The Others also gained
The Alliance and Greens both managed to hold on to their seats, and non-sectarian parties in general did well. Naomi Long in particular had a very strong showing in East Belfast, electing a second MLA in the seat. The party also did fairly well in South Down, important as the current Alliance is very much a Belfast centered party, winning all of their seats inside or beside Belfast. Expanding outside this area is an important step in growing the party.
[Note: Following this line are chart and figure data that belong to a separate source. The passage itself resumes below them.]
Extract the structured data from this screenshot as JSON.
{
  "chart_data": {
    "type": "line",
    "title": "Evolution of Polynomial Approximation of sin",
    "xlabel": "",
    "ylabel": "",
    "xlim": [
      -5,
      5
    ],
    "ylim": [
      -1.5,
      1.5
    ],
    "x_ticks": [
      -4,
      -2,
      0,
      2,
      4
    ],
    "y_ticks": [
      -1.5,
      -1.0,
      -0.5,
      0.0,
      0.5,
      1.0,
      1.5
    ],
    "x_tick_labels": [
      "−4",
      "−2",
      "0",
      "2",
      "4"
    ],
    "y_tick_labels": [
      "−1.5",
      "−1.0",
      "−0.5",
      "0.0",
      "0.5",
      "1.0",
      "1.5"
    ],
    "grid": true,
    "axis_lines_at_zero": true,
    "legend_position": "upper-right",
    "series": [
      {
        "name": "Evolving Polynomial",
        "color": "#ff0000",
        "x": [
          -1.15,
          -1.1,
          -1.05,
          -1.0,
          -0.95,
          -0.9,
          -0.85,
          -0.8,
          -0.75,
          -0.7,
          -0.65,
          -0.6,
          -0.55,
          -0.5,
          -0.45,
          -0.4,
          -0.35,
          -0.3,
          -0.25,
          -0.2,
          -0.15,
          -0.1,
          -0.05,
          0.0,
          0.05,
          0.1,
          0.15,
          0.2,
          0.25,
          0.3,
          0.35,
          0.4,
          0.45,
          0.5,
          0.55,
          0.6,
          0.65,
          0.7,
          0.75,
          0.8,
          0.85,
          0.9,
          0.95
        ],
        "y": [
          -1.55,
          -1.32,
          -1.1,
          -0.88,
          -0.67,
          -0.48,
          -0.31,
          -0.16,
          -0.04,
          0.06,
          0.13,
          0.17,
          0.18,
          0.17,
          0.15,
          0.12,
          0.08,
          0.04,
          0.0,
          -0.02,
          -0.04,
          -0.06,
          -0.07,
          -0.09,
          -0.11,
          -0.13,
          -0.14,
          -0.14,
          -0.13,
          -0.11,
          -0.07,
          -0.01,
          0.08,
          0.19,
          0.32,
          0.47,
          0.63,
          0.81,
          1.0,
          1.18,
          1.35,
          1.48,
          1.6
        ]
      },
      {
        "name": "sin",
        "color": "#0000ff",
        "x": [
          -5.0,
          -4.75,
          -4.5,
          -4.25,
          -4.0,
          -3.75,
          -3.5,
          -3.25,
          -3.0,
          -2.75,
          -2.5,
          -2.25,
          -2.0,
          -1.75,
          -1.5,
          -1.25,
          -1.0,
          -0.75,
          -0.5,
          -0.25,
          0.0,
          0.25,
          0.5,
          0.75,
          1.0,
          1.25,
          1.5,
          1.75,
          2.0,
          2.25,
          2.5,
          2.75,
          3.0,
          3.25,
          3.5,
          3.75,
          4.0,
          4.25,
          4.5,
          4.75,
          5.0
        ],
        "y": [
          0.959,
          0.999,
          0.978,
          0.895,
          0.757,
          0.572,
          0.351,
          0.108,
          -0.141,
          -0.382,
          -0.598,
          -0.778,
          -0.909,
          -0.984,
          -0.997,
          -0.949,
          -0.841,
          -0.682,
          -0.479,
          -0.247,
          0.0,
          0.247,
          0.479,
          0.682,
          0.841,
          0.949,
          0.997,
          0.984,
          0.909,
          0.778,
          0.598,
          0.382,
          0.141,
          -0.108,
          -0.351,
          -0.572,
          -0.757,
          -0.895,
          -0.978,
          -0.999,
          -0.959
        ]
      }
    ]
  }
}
Interestingly, this would give the DUP and SF 3 executive (cabinet) seats, and both SDLP and the UUP 1. However, due to the way these seats are calculated, should either the SDLP or UUP withdraw and remain in opposition, the Alliance would then qualify for a seat. Should both withdraw but the Alliance not, the DUP would qualify for 4, and should all 3 remain in opposition, the DUP and SF would both qualify for 4. The latter scenario could present problems as any desire to keep Sugden as Justice Minister would mean someone (either the DUP or SF) would have to donate a seat, and unlike last time when the balance was 5-3, giving up a seat this time means giving up a majority on the executive.
That all assumes this assembly will function. I personally have strong doubts. This is a re-aligning election, as was the 2003 election. In 2003, the lead party in both electorates changed, while in 2017 what we've seen is that "Unionism" is no longer the mainstream default option for voters, who are more likely to cast a first preference for Others and Nationalists, and are more willing to transfer to both these groups.
My current thinking is that this assembly will never sit. Negotiations will likely take most of the year, and we will likely see another election within 2 years.
3 years 3 elections; 50% chance of happening
This would see NI return to the polls at around this time next year after the 5 major parties have come to an agreement on how to proceed.
2019 election; 25% chance of happening
This would see the next assembly election take place at the same time as local elections in NI. This is most likely to happen if negotiations are not fully complete, but all 5 parties agree they are far enough along that an election is useful and helpful.
Delayed Assembly; 15% chance of happening
This would see the current assembly sit, but not within the current timeframe set out in the GFA for such a thing to happen. This could happen if, in 6 months time, the parties come to an agreement and also agree to use the assembly elected in this election.
Breakthrough; 10% chance of happening
This would see a government in place by the end of April, and the newly elected assembly sitting without interruption.